Il ne se fait plus d’accouchement à Blanc-Sablon depuis plusieurs années. Les patientes partent à 37 semaines pour accoucher à Sept-Îles ou dans la ville de leur choix (où elles ont parfois de la famille). En 2011, une patiente primipare s’est présentée en travail, à 36 ½ semaines et a accouché à l’urgence avant l’arrivée de l’ambulance devant la reconduire à l’aéroport pour son transfert. Heureusement, tout a bien été et la belle petite fille était le 1er poupon né à Blanc-Sablon depuis 12 ans!

Certains cas sont évidemment plus tristes, accidents de la route avec morts, polytraumatisés et réactions bien évidentes du personnel où tout le monde connaît tout le monde. À l’été 2011, il y a eu un accident impliquant 3 jeunes du Labrador avec le conducteur mort décapité et le passager avant paraplégique suite à une fracture de la colonne cervicale. Tristesse généralisée… Un autre accident de la route a coûté la vie à deux dames dans la soixantaine qui traversaient tranquillement la rue pour assister à une soirée de bingo par un soir très brumeux. Elles ont été frappées par un camion et elles sont décédées avant même d’arriver à Terre-Neuve (elles étaient aussi du Labrador) où l’avion les évacuait.

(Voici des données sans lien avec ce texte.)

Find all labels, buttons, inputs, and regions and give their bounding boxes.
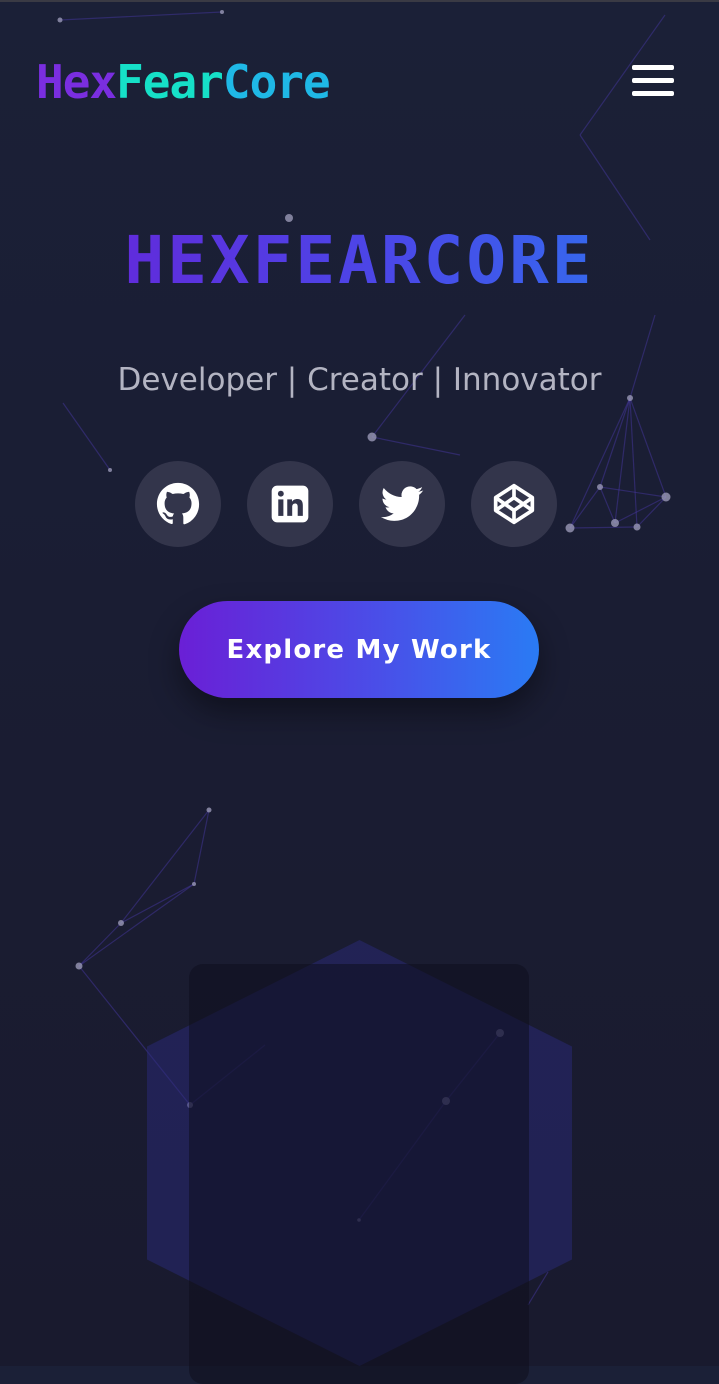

L’été dernier, une dame dans la quarantaine qui était à son chalet, sur une île, s’est frictionnée les tempes avec de l’alcool pour « soigner » une migraine et s’est ensuite approchée de sa chandelle (pas d’électricité sur les petites îles) pour lire. Elle s’est embrasée et a été sauvée par son mari et sa fille qui ont rapidement éteint les flammes. Cependant, la dame a dû être transportée en bateau au dispensaire le plus proche puis évacuée à l’Hôpital de Blanc-Sablon, intubée et transférée au Centre des grands brûlés à Québec. Elle va maintenant très bien après plusieurs semaines d’hospitalisation et quelques greffes!

Au départ, pourquoi avoir choisi la médecine familiale? Qu’est-ce qui vous plaît le plus de cette spécialité?

  • C’est la variété de clientèle et de cas.
  • Parce qu’on soigne de la naissance à la mort…
  • Parce qu’on développe des contacts privilégiés et durables avec les patients.
  • Parce que les possibilités de pratique sont nombreuses et intéressantes: urgence, hospitalisation, obstétrique, bureau, visites à domicile, sans rendez-vous, soins gériatriques, psychiatriques, soins palliatifs, etc.

Finalement, auriez-vous des recommandations à donner à des étudiants qui considèrent la médecine familiale comme choix de résidence?

  • Soyez polyvalents, intéressés, curieux de tout pour découvrir vos affinités particulières.
  • Sachez reconnaître vos limites tout en vous faisant confiance!
  • Aimez votre travail et vos patients, c’est tellement important.
  • Sachez prendre soin des autres… et de vous-mêmes.
  • La médecine est fascinante, tellement prenante et enrichissante, à vous d’en faire ce que bon vous semble!

Bonne chance et beaucoup de succès et de bonheur dans votre carrière à venir!

Première Ligne souhaite remercier chaleureusement Dre Ducharme de nous avoir accordé son précieux temps pour la réalisation de cet article!